9. LIKE and Wildcards — Reconnaissance by Pattern

-- Find customers whose name contains a fragment (case-insensitive in SQLite)
SELECT CustomerName, Country FROM Customers WHERE CustomerName LIKE '%market%';

-- Find all UK-based contacts whose email domain might vary
SELECT ContactName, Country FROM Customers WHERE Country LIKE 'U%';

-- Wildcard across multiple tables via UNION
SELECT 'Customer' AS Source, CustomerName AS Name FROM Customers WHERE CustomerName LIKE '%restaurant%'
UNION
SELECT 'Supplier', SupplierName FROM Suppliers WHERE SupplierName LIKE '%restaurant%';

Teaching point: LIKE queries are used in injection to probe for specific data patterns — account names, email formats, internal hostnames — without knowing exact values. They also illustrate why parameterized queries must escape % and _ even in non-injection contexts.


10. LIMIT and OFFSET — Row-by-Row Iteration

-- Retrieve one row at a time — used when output is restricted to a single record
SELECT CustomerName, Country FROM Customers LIMIT 1 OFFSET 0;
SELECT CustomerName, Country FROM Customers LIMIT 1 OFFSET 1;
SELECT CustomerName, Country FROM Customers LIMIT 1 OFFSET 2;
-- Inside a subquery: extract the Nth row's value
SELECT (SELECT CustomerName FROM Customers ORDER BY CustomerID LIMIT 1 OFFSET 4);

Teaching point: Many injection scenarios only return one row. LIMIT 1 OFFSET N is the standard way to iterate through a table one record at a time. Automated tools increment N in a loop; students doing manual injection should understand how this works before relying on tooling.


Usage Tips for Instructors

  • The database resets on every page refresh. Students can freely INSERT, UPDATE, DROP, and DELETE — a reload restores everything. This makes it safe to demonstrate destructive statements live.
  • Click a table name in the sidebar to expand its column list. Double-click to auto-run SELECT *.
  • Ctrl+Enter executes the current query. Ctrl+Space opens the autocomplete menu with table and column names.
  • Stacked queries work.
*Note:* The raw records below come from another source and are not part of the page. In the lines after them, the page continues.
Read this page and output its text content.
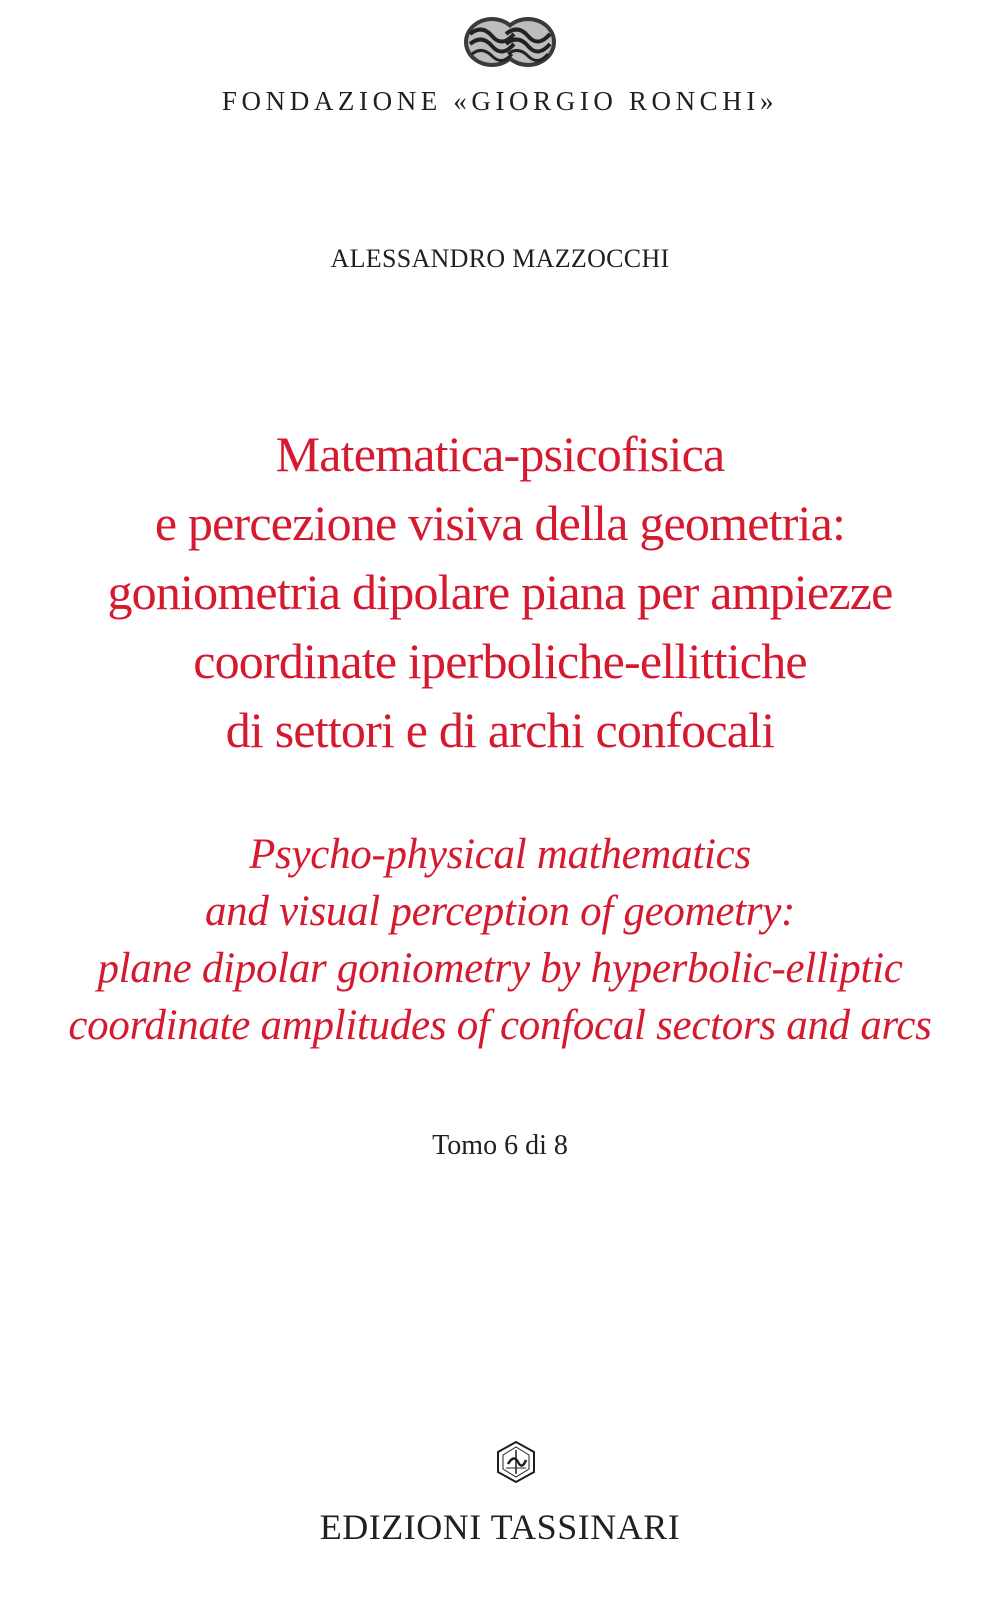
FONDAZIONE «GIORGIO RONCHI»
ALESSANDRO MAZZOCCHI
Matematica-psicofisica
e percezione visiva della geometria:
goniometria dipolare piana per ampiezze
coordinate iperboliche-ellittiche
di settori e di archi confocali
Psycho-physical mathematics
and visual perception of geometry:
plane dipolar goniometry by hyperbolic-elliptic
coordinate amplitudes of confocal sectors and arcs
Tomo 6 di 8
EDIZIONI TASSINARI
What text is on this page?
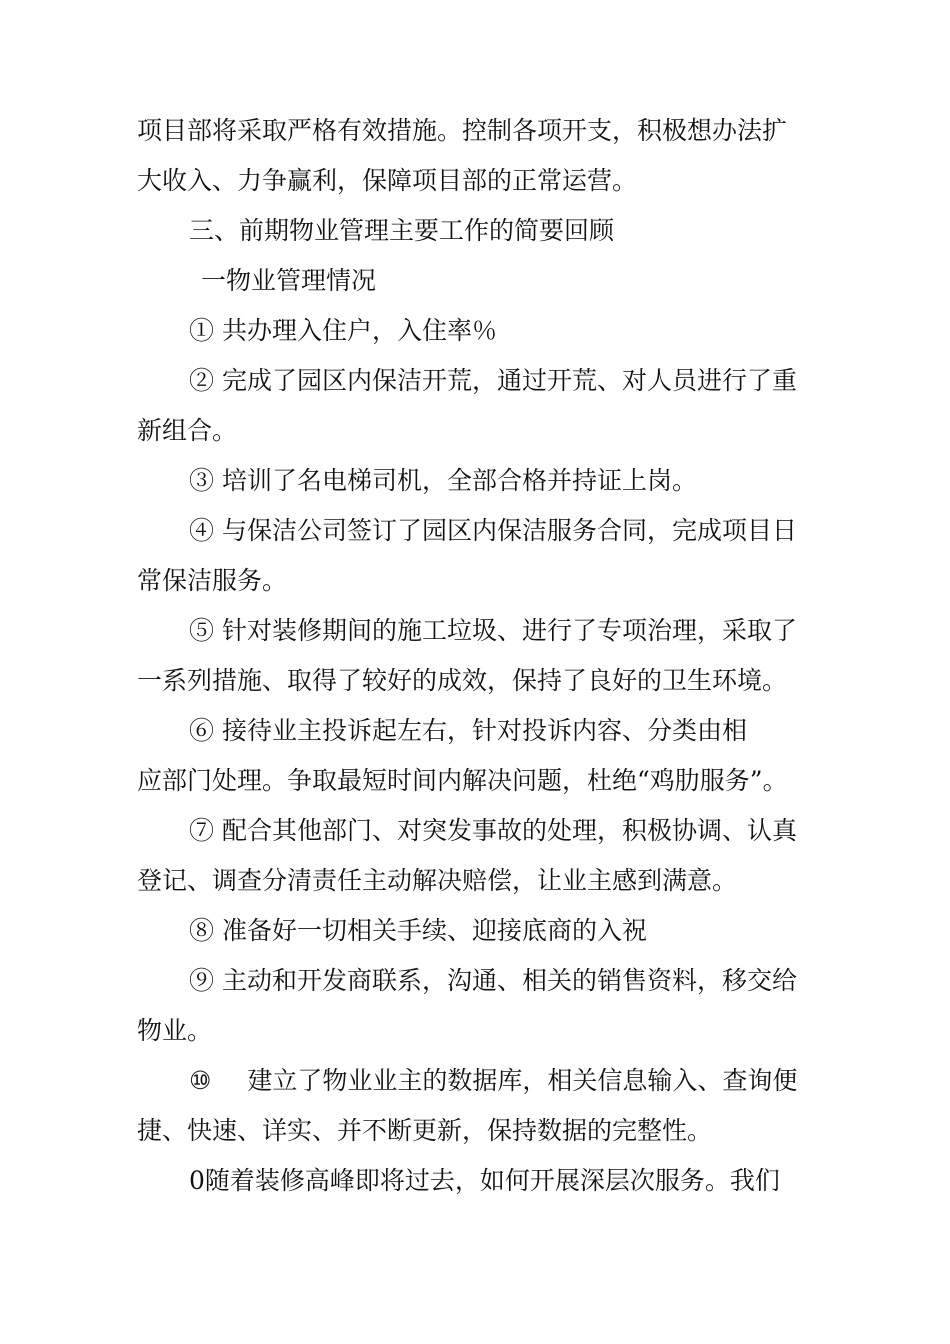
项目部将采取严格有效措施。控制各项开支，积极想办法扩
大收入、力争赢利，保障项目部的正常运营。
三、前期物业管理主要工作的简要回顾
一物业管理情况
① 共办理入住户，入住率％
② 完成了园区内保洁开荒，通过开荒、对人员进行了重
新组合。
③ 培训了名电梯司机，全部合格并持证上岗。
④ 与保洁公司签订了园区内保洁服务合同，完成项目日
常保洁服务。
⑤ 针对装修期间的施工垃圾、进行了专项治理，采取了
一系列措施、取得了较好的成效，保持了良好的卫生环境。
⑥ 接待业主投诉起左右，针对投诉内容、分类由相
应部门处理。争取最短时间内解决问题，杜绝“鸡肋服务”。
⑦ 配合其他部门、对突发事故的处理，积极协调、认真
登记、调查分清责任主动解决赔偿，让业主感到满意。
⑧ 准备好一切相关手续、迎接底商的入祝
⑨ 主动和开发商联系，沟通、相关的销售资料，移交给
物业。
⑩ 建立了物业业主的数据库，相关信息输入、查询便
捷、快速、详实、并不断更新，保持数据的完整性。
0随着装修高峰即将过去，如何开展深层次服务。我们
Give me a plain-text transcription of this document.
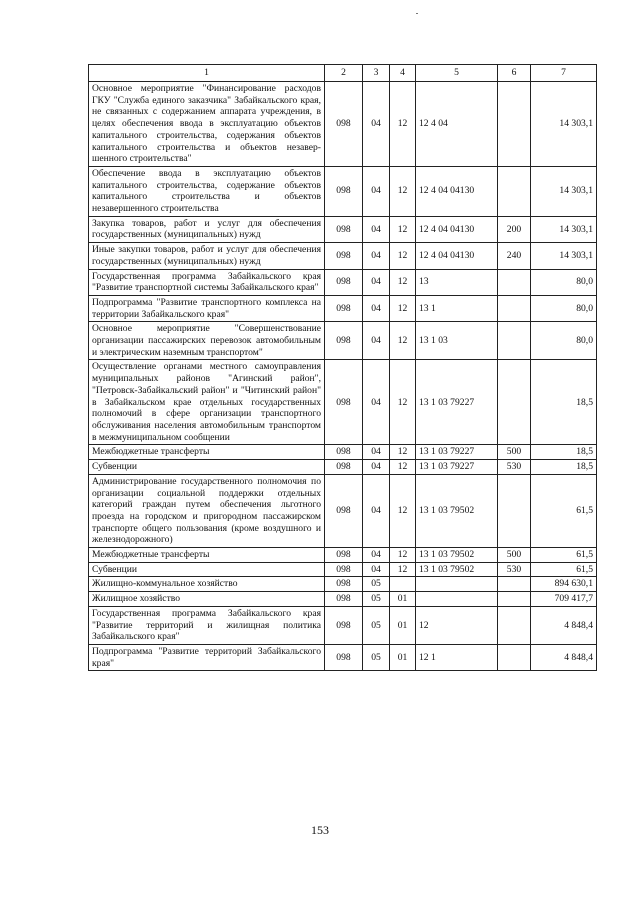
1	2	3	4	5	6	7
Основное мероприятие "Финансирование расходов ГКУ "Служба единого заказчика" Забайкальского края, не связанных с содержанием аппарата учреждения, в целях обеспечения ввода в эксплуатацию объектов капитального строительства, содержания объектов капитального строительства и объектов незавершенного строительства"	098	04	12	12 4 04		14 303,1
Обеспечение ввода в эксплуатацию объектов капитального строительства, содержание объектов капитального строительства и объектов незавершенного строительства	098	04	12	12 4 04 04130		14 303,1
Закупка товаров, работ и услуг для обеспечения государственных (муниципальных) нужд	098	04	12	12 4 04 04130	200	14 303,1
Иные закупки товаров, работ и услуг для обеспечения государственных (муниципальных) нужд	098	04	12	12 4 04 04130	240	14 303,1
Государственная программа Забайкальского края "Развитие транспортной системы Забайкальского края"	098	04	12	13		80,0
Подпрограмма "Развитие транспортного комплекса на территории Забайкальского края"	098	04	12	13 1		80,0
Основное мероприятие "Совершенствование организации пассажирских перевозок автомобильным и электрическим наземным транспортом"	098	04	12	13 1 03		80,0
Осуществление органами местного самоуправления муниципальных районов "Агинский район", "Петровск-Забайкальский район" и "Читинский район" в Забайкальском крае отдельных государственных полномочий в сфере организации транспортного обслуживания населения автомобильным транспортом в межмуниципальном сообщении	098	04	12	13 1 03 79227		18,5
Межбюджетные трансферты	098	04	12	13 1 03 79227	500	18,5
Субвенции	098	04	12	13 1 03 79227	530	18,5
Администрирование государственного полномочия по организации социальной поддержки отдельных категорий граждан путем обеспечения льготного проезда на городском и пригородном пассажирском транспорте общего пользования (кроме воздушного и железнодорожного)	098	04	12	13 1 03 79502		61,5
Межбюджетные трансферты	098	04	12	13 1 03 79502	500	61,5
Субвенции	098	04	12	13 1 03 79502	530	61,5
Жилищно-коммунальное хозяйство	098	05				894 630,1
Жилищное хозяйство	098	05	01			709 417,7
Государственная программа Забайкальского края "Развитие территорий и жилищная политика Забайкальского края"	098	05	01	12		4 848,4
Подпрограмма "Развитие территорий Забайкальского края"	098	05	01	12 1		4 848,4
153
Separate multiple statements with ; and both will execute (the last result set is displayed).
  • For a screen-share demo, the app runs entirely offline once the CDN resources have loaded once — no internet connection required mid-class.

License

The Northwind dataset is a Microsoft sample database, widely reproduced for educational use. This project's application code is released under the MIT License.